Guanylin, uroguanylin, and ST peptides stimulate the transepithelial secretion of chloride and bicarbonate anions when administered into the apical (mucosal) reservoirs of Ussing chambers containing mounted segments of intestinal mucosa (4, 18, 25, 31). These peptides also increase the short-circuit current of a model T84 cell epithelium in a luminal pH-dependent fashion by stimulating electrogenic chloride secretion (4, 20, 21). Physiological roles for the endogenous guanylin peptides are postulated to include the regulation of salt and water secretion during digestion, as well as neutralization of HCl in the duodenum and of organic acids derived from enteric bacteria in the large intestine (20, 25). Control of these intestinal functions by guanylin peptides is mediated via intracellular cGMP through activation of cGMP-dependent protein kinase II and/or cAMP-dependent protein kinase II with subsequent phosphorylation of the cystic fibrosis transmembrane conductance regulator (CFTR) protein (15, 25, 40). CFTR and guanylin receptor GCs are localized together in apical plasma membranes of target enterocytes (12, 32). An intestinal receptor GC has been identified by molecular cloning of cDNAs encoding a membrane protein that binds 125I-labeled ST (41), and this protein also is activated by guanylin peptides and Escherichia coli ST (4, 11, 21, 41). When this GC gene is impaired in transgenic mice, a marked reduction in intestinal secretory responses of suckling mice was observed (37, 42). However, ~10% of specific 125I-ST binding to receptor sites on intestinal membranes still remained in GC-C-knockout animals (37). This suggests that an additional gene or multiple genes encoding receptors for guanylin peptides and ST exist in the mouse genome.

Bacterial STs were the first peptides shown to activate receptor-like GC signaling molecules in mammalian models, thus stimulating intestinal secretion via cGMP and causing secretory (i.e., traveler's) diarrhea (9, 23). Our subsequent finding that E. coli ST also stimulates receptor GCs found on OK (opossum kidney) and PTK-2 (potoroo kidney) cell lines as well as in the opossum kidney revealed a broader physiological role for this class of cell surface receptors (13). "ST receptors" also were found in other epithelia in addition to the receptors localized to brush-border membranes (BBM) of epithelial cells lining the intestinal tract and within renal tubules (8, 14, 30, 47). The renal "ST receptor" predicted the existence of endogenous ST-like peptides that activate this enzyme, which led to the isolation of uroguanylin from urine (7, 21, 26). Uroguanylin is the major bioactive peptide found in urine, which contains very small amounts of bioactive guanylin (7, 21, 26, 38). Thus uroguanylin may regulate the enzymatic activity of these tubular receptors in vivo. Uroguanylin or ST stimulates urinary sodium, potassium, and water excretion in both the isolated perfused rat kidney and in the mouse in vivo (10, 17, 35). Guanylin has less natriuretic and diuretic potency compared with either uroguanylin or ST, but guanylin does elicit a marked kaliuresis in the rat kidney in vitro (10). Uroguanylin mRNA is most abundant in the small intestine compared with guanylin mRNA levels, which peak in the large intestine of rats and mice (2, 36, 46). Uroguanylin and prouroguanylin are also found in the circulation, and the gastrointestinal (GI) tract may be a source of these peptides (6, 38). A natriuretic factor such as uroguanylin was postulated to exist in the digestive system as an explanation for the greater natriuresis elicited by oral compared with intravenous loads of NaCl (33). The release of a natriuretic hormone like uroguanylin from the GI tract into the plasma in response to dietary NaCl may help explain the sustained increase in urinary sodium excretion that occurs following a high-salt meal (33).

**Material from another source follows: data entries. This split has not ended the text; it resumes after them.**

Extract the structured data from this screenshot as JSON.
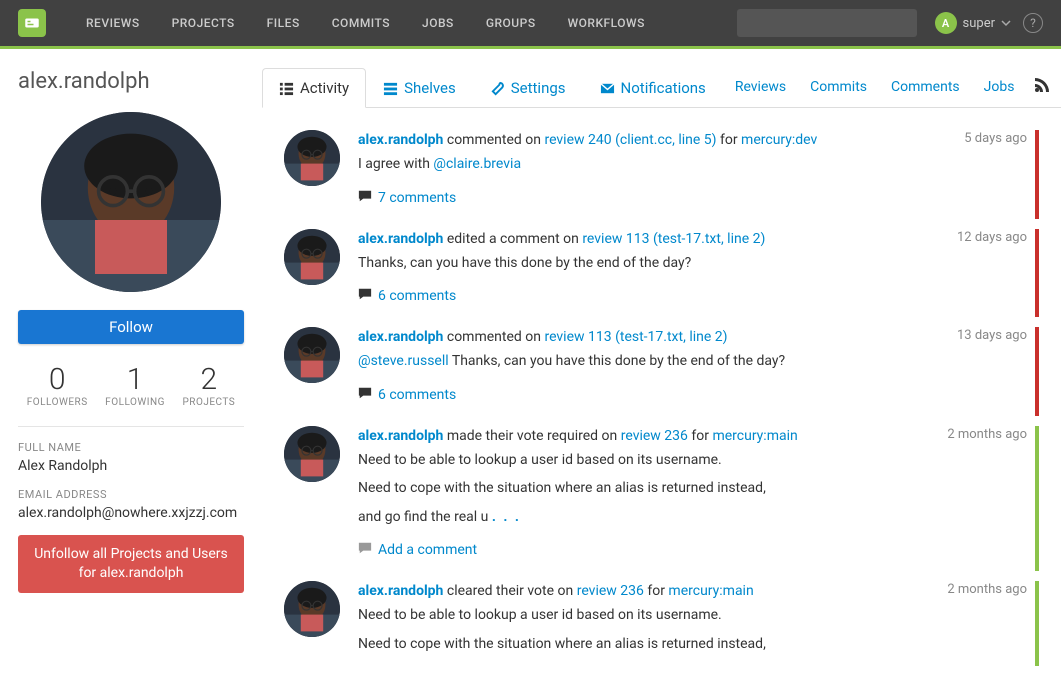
{
  "nav": {
    "items": [
      "REVIEWS",
      "PROJECTS",
      "FILES",
      "COMMITS",
      "JOBS",
      "GROUPS",
      "WORKFLOWS"
    ],
    "user": "super"
  },
  "profile": {
    "username": "alex.randolph",
    "follow_label": "Follow",
    "stats": {
      "followers": {
        "n": "0",
        "l": "FOLLOWERS"
      },
      "following": {
        "n": "1",
        "l": "FOLLOWING"
      },
      "projects": {
        "n": "2",
        "l": "PROJECTS"
      }
    },
    "fullname_label": "FULL NAME",
    "fullname": "Alex Randolph",
    "email_label": "EMAIL ADDRESS",
    "email": "alex.randolph@nowhere.xxjzzj.com",
    "unfollow_label": "Unfollow all Projects and Users for alex.randolph"
  },
  "tabs": {
    "activity": "Activity",
    "shelves": "Shelves",
    "settings": "Settings",
    "notifications": "Notifications",
    "reviews": "Reviews",
    "commits": "Commits",
    "comments": "Comments",
    "jobs": "Jobs"
  },
  "feed": [
    {
      "user": "alex.randolph",
      "action": " commented on ",
      "target": "review 240 (client.cc, line 5)",
      "suffix": " for ",
      "suffix_link": "mercury:dev",
      "time": "5 days ago",
      "body_prefix": "I agree with ",
      "body_link": "@claire.brevia",
      "foot_link": "7 comments",
      "bar": "red"
    },
    {
      "user": "alex.randolph",
      "action": " edited a comment on ",
      "target": "review 113 (test-17.txt, line 2)",
      "time": "12 days ago",
      "body_plain": "Thanks, can you have this done by the end of the day?",
      "foot_link": "6 comments",
      "bar": "red"
    },
    {
      "user": "alex.randolph",
      "action": " commented on ",
      "target": "review 113 (test-17.txt, line 2)",
      "time": "13 days ago",
      "body_link_first": "@steve.russell",
      "body_after": " Thanks, can you have this done by the end of the day?",
      "foot_link": "6 comments",
      "bar": "red"
    },
    {
      "user": "alex.randolph",
      "action": " made their vote required on ",
      "target": "review 236",
      "suffix": " for ",
      "suffix_link": "mercury:main",
      "time": "2 months ago",
      "body_multi": [
        "Need to be able to lookup a user id based on its username.",
        "Need to cope with the situation where an alias is returned instead,",
        "and go find the real u"
      ],
      "ellipsis": ". . .",
      "foot_muted": "Add a comment",
      "bar": "green"
    },
    {
      "user": "alex.randolph",
      "action": " cleared their vote on ",
      "target": "review 236",
      "suffix": " for ",
      "suffix_link": "mercury:main",
      "time": "2 months ago",
      "body_multi": [
        "Need to be able to lookup a user id based on its username.",
        "Need to cope with the situation where an alias is returned instead,"
      ],
      "bar": "green"
    }
  ]
}
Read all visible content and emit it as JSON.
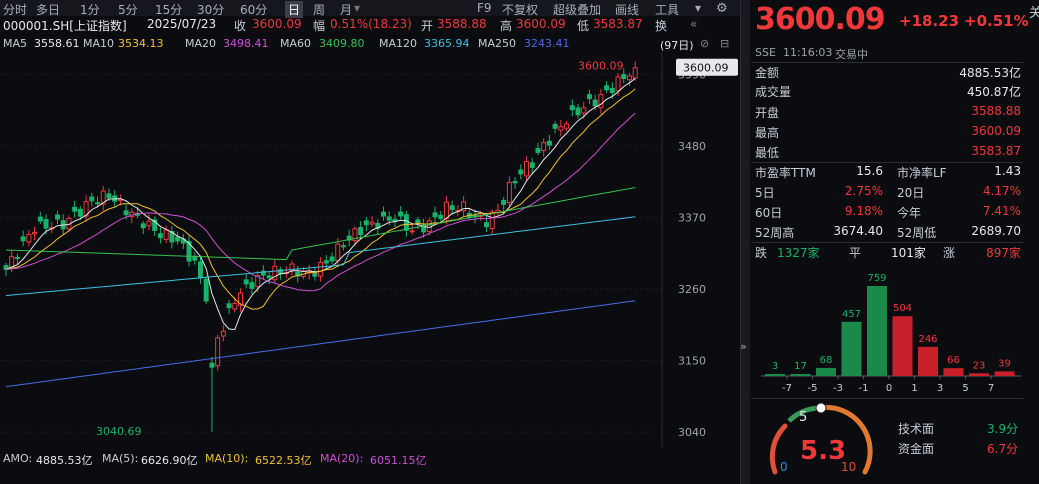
{
  "tabs": {
    "items": [
      "分时",
      "多日",
      "1分",
      "5分",
      "15分",
      "30分",
      "60分",
      "日",
      "周",
      "月"
    ],
    "right": [
      "F9",
      "不复权",
      "超级叠加",
      "画线",
      "工具"
    ]
  },
  "info": {
    "code": "000001.SH[上证指数]",
    "date": "2025/07/23",
    "close_label": "收",
    "close": "3600.09",
    "chg_label": "幅",
    "chg": "0.51%(18.23)",
    "open_label": "开",
    "open": "3588.88",
    "high_label": "高",
    "high": "3600.09",
    "low_label": "低",
    "low": "3583.87",
    "more": "换"
  },
  "ma": [
    {
      "label": "MA5",
      "value": "3558.61",
      "color": "#e8e8e8"
    },
    {
      "label": "MA10",
      "value": "3534.13",
      "color": "#f0c030"
    },
    {
      "label": "MA20",
      "value": "3498.41",
      "color": "#d050d0"
    },
    {
      "label": "MA60",
      "value": "3409.80",
      "color": "#38c050"
    },
    {
      "label": "MA120",
      "value": "3365.94",
      "color": "#40c0e0"
    },
    {
      "label": "MA250",
      "value": "3243.41",
      "color": "#4a6ae8"
    }
  ],
  "days_badge": "(97日)",
  "chart_data": {
    "type": "candlestick",
    "y_ticks": [
      "3590",
      "3480",
      "3370",
      "3260",
      "3150",
      "3040"
    ],
    "ylim": [
      3025,
      3615
    ],
    "current_price": "3600.09",
    "high_label": "3600.09",
    "low_label": "3040.69"
  },
  "bottom": {
    "amo_label": "AMO:",
    "amo": "4885.53亿",
    "ma5_label": "MA(5):",
    "ma5": "6626.90亿",
    "ma10_label": "MA(10):",
    "ma10": "6522.53亿",
    "ma20_label": "MA(20):",
    "ma20": "6051.15亿"
  },
  "right": {
    "price": "3600.09",
    "chg": "+18.23",
    "pct": "+0.51%",
    "exchange": "SSE",
    "time": "11:16:03",
    "status": "交易中",
    "rows": [
      {
        "l": "金额",
        "v": "4885.53亿",
        "c": "white"
      },
      {
        "l": "成交量",
        "v": "450.87亿",
        "c": "white"
      },
      {
        "l": "开盘",
        "v": "3588.88",
        "c": "red"
      },
      {
        "l": "最高",
        "v": "3600.09",
        "c": "red"
      },
      {
        "l": "最低",
        "v": "3583.87",
        "c": "red"
      }
    ],
    "pe_label": "市盈率TTM",
    "pe": "15.6",
    "pb_label": "市净率LF",
    "pb": "1.43",
    "d5_label": "5日",
    "d5": "2.75%",
    "d20_label": "20日",
    "d20": "4.17%",
    "d60_label": "60日",
    "d60": "9.18%",
    "ytd_label": "今年",
    "ytd": "7.41%",
    "w52h_label": "52周高",
    "w52h": "3674.40",
    "w52l_label": "52周低",
    "w52l": "2689.70",
    "down_label": "跌",
    "down": "1327家",
    "flat_label": "平",
    "flat": "101家",
    "up_label": "涨",
    "up": "897家",
    "dist": {
      "labels": [
        "-7",
        "-5",
        "-3",
        "-1",
        "0",
        "1",
        "3",
        "5",
        "7"
      ],
      "values": [
        3,
        17,
        68,
        457,
        759,
        504,
        246,
        66,
        23,
        39
      ]
    },
    "gauge": {
      "score": "5.3",
      "min": "0",
      "mid": "5",
      "max": "10",
      "tech_label": "技术面",
      "tech": "3.9分",
      "fund_label": "资金面",
      "fund": "6.7分"
    }
  }
}
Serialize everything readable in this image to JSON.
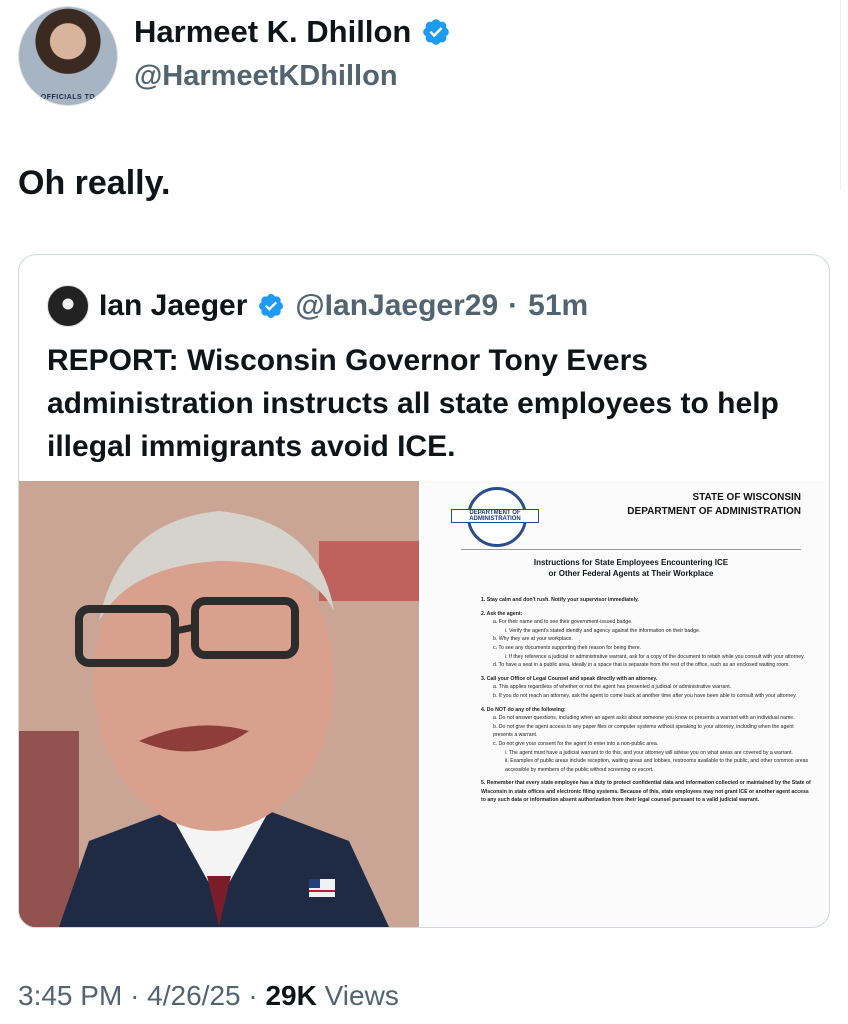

This study investigates the renal mechanism of uroguanylin action by characterizing the structure and signaling activity of a membrane GC expressed in OK cells and in the opossum kidney. A 3,762-bp cDNA was isolated by molecular cloning and PCR utilizing OK cells and opossum kidney as sources of kidney mRNA/cDNA. This OK-GC cDNA contains an open-reading frame (ORF) encoding a 1,049-residue mature protein that belongs to a growing family of transmembrane receptor GC signaling molecules. Transfection and expression of the OK-GC cDNA in COS cells (Cercopithecus aethiops kidney) and HEK-293 cells (human embryonic kidney) produced a cell surface receptor GC protein that is activated by either uroguanylin, guanylin, or E. coli ST peptides. The ~3.8-kb mRNA encoding this uroguanylin receptor GC was detected in both the kidney and OK cells as well as in the mucosa of small and large intestine.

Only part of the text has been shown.